Harmony Plains School District, 1873 map

It was first called the Gravel Hill School, but by the middle of the century had changed its name to the Harmony Plains School. By the 1870s, the Harmony Plains District was one of more than a dozen in Hillsborough Township, each with their own one or two-room schoolhouse.




Harmony Plains School circa 1900

But the Harmony Plains name goes back even further, as evidenced by the detail from the 1850 Somerset County map shown below.



Harmony Plains School 1850 map
With the instant influx of families who came to the area in 1912 when the Johns Manville plant relocated to Hillsborough, the school district immediately built an improved four-room school on the site. When another school on Camplain Road was built in 1916, the school on Main Street was renamed Manville School 1, and Camplain Road School was called Manville School 2.

Harmony Plains School circa 1913.
Note the student population has more than doubled.

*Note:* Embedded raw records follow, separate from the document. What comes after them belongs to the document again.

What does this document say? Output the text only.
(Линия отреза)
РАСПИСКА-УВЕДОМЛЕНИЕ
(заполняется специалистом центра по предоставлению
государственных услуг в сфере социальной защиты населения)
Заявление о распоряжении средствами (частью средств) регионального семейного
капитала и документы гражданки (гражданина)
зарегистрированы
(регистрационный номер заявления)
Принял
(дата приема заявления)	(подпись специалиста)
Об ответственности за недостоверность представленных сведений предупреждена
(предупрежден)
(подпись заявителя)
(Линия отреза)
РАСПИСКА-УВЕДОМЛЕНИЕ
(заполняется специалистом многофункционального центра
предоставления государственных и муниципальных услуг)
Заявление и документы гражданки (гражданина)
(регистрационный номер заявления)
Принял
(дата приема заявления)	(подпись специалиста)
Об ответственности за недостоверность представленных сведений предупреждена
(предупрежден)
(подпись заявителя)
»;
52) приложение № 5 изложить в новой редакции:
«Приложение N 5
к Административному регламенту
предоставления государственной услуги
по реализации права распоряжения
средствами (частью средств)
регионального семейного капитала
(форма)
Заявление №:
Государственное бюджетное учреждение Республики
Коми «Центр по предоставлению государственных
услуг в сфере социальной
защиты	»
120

Between 1912 and 1920 Hillsborough's population more than doubled from fewer than 2,500 residents to more than 5,000 - and all of that increase was in the Manville section of the township. After building the two schools, Hillsborough's school board was reluctant to spend any more money on Manville. The two schools were forced to go to split sessions and use substandard basement classrooms to relieve overcrowding. The issue came to a head in 1928 when New Jersey withheld Hillsborough's state school aid until a plan was in place to relieve the problem.


Main Street School, Manville circa 1930s

By that time a few of the school board members were from Manville, and they were able to form a coalition to push through an acceptable solution. Hillsborough agreed to add four rooms to Manville School 1 and build a completely new school, which became Roosevelt School. Hillsborough also used the opportunity to build a new school for themselves - but that is for a future post.



Demolition of Main Street School, December 1984
By the time the schools opened in 1929, Manville had seceded from Hillsborough and formed its own municipality. They didn't build another school in Manville until the high school was built 25 years later.